The Best Back Exercises To Do With Free Weights
One of the things that I like about free weights is all the great back exercises you can do
. Unfortunately, the back is often overlooked in favor of the arms. But, if you work your back your arms will get stronger too. The back is like the foundation of a house. Build a stronger back and everything else will follow.
The best way I have discovered to work not only your back but your entire core is to use a kettlebell. A KB is a device from Russia and looks like a cannonball with a handle on it. Typically men use a 35 pounder and women use a 25 pounder or less. Because of its design it is ideal for swinging and works your entire body at the same time. However, the part of your body that will benefit most is your core; your abs and, you guessed it, your back.
As I mentioned, the fundamental move is the swing. Simply swing the KB between your legs, thrusting out with your hips. Now, this may not sound like it would do a lot, but you would be wrong. Within a few swings you should start breathing harder and the longer you swing the more cardiovascular benefits you will get. In fact, I have heard of people running marathons after training only with KBs. But, you will also feel it in your back, both your lower back and up near your shoulders as well.

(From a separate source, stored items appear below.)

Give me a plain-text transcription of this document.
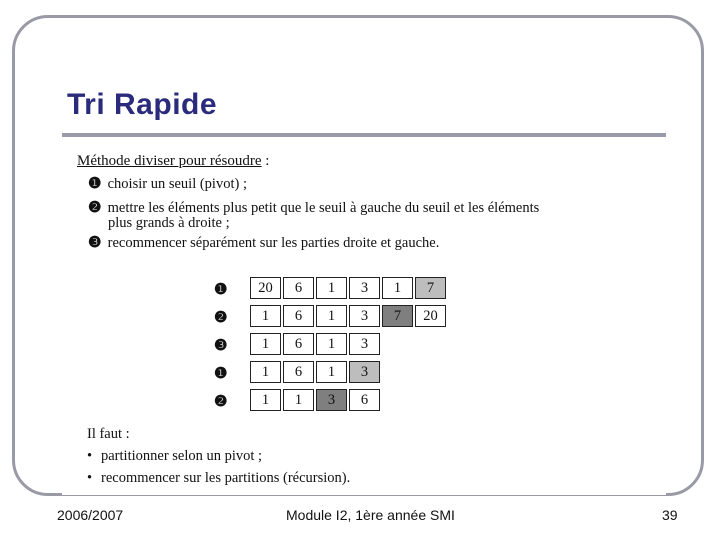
Tri Rapide
Méthode diviser pour résoudre :
❶ choisir un seuil (pivot) ;
❷ mettre les éléments plus petit que le seuil à gauche du seuil et les éléments
plus grands à droite ;
❸ recommencer séparément sur les parties droite et gauche.
❶	20	6	1	3	1	7
❷	1	6	1	3	7	20
❸	1	6	1	3
❶	1	6	1	3
❷	1	1	3	6
Il faut :
• partitionner selon un pivot ;
• recommencer sur les partitions (récursion).
2006/2007	Module I2, 1ère année SMI	39
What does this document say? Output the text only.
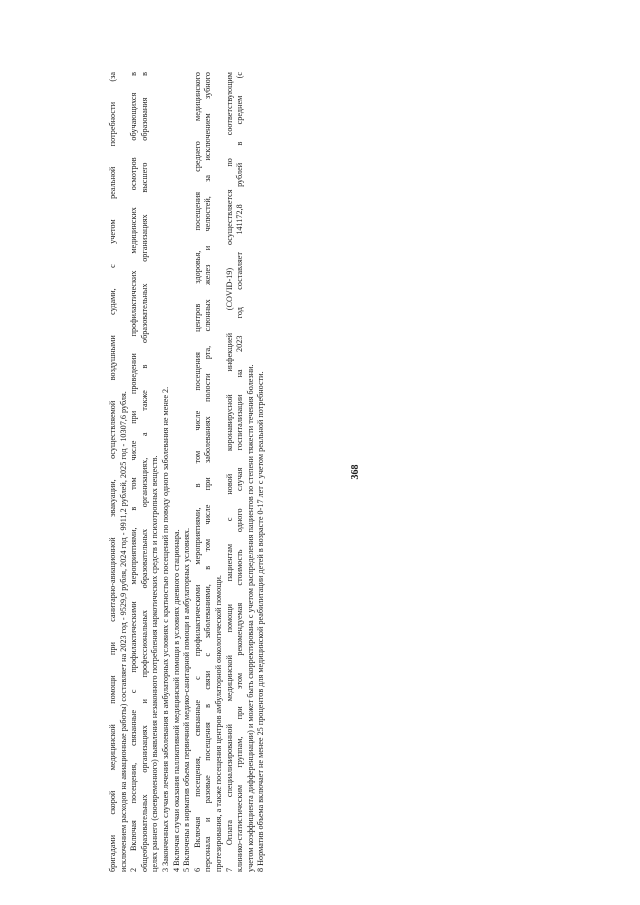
бригадами скорой медицинской помощи при санитарно-авиационной эвакуации, осуществляемой воздушными судами, с учетом реальной потребности (за исключением расходов на авиационные работы) составляет на 2023 год - 9529,9 рубля, 2024 год - 9911,2 рублей, 2025 год - 10307,6 рубля. 2 Включая посещения, связанные с профилактическими мероприятиями, в том числе при проведении профилактических медицинских осмотров обучающихся в общеобразовательных организациях и профессиональных образовательных организациях, а также в образовательных организациях высшего образования в целях раннего (своевременного) выявления незаконного потребления наркотических средств и психотропных веществ. 3 Законченных случаев лечения заболевания в амбулаторных условиях с кратностью посещений по поводу одного заболевания не менее 2. 4 Включая случаи оказания паллиативной медицинской помощи в условиях дневного стационара. 5 Включены в норматив объема первичной медико-санитарной помощи в амбулаторных условиях. 6 Включая посещения, связанные с профилактическими мероприятиями, в том числе посещения центров здоровья, посещения среднего медицинского персонала и разовые посещения в связи с заболеваниями, в том числе при заболеваниях полости рта, слюнных желез и челюстей, за исключением зубного протезирования, а также посещения центров амбулаторной онкологической помощи. 7 Оплата специализированной медицинской помощи пациентам с новой коронавирусной инфекцией (COVID-19) осуществляется по соответствующим клинико-статистическим группам, при этом рекомендуемая стоимость одного случая госпитализации на 2023 год составляет 141172,8 рублей в среднем (с учетом коэффициента дифференциации) и может быть скорректирована с учетом распределения пациентов по степени тяжести течения болезни. 8 Норматив объема включает не менее 25 процентов для медицинской реабилитации детей в возрасте 0-17 лет с учетом реальной потребности.	368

One of the best, all around exercises to do for the back is the dead lift. Now, you are thinking that the dead lift is a leg exercise, and it is, but it works many other muscles as well, your back being one of them. Now, doing a dead lift with a barbell is an exercise designed to build maximal strength. Doing a dead lift with a KB will not build maximum strength but strength and endurance. Plus, the added benefit is that you can perform a wider variety of dead lift variations.
For example, if you want to concentrate on the lower back do some Romanian or straight legged dead lifts but not just that. You can do single legged straight legged dead lifts or extended single legged dead lifts standing on a cinder block. These will not only work your back but your flexibility and balance as well.
Or, try this. Standing with your feet on two different cinder blocks with your toes pointing out in a sumo stance, reach down and lift two kettlebells from in between the blocks. Stand straight up and continue lifting the KBs into a high pull to work your shoulders as well.
There are literally thousands of different exercises you can do with a kettlebell and virtually all of them will work your back in some way or another. It is just a matter of time before you find the best one for you.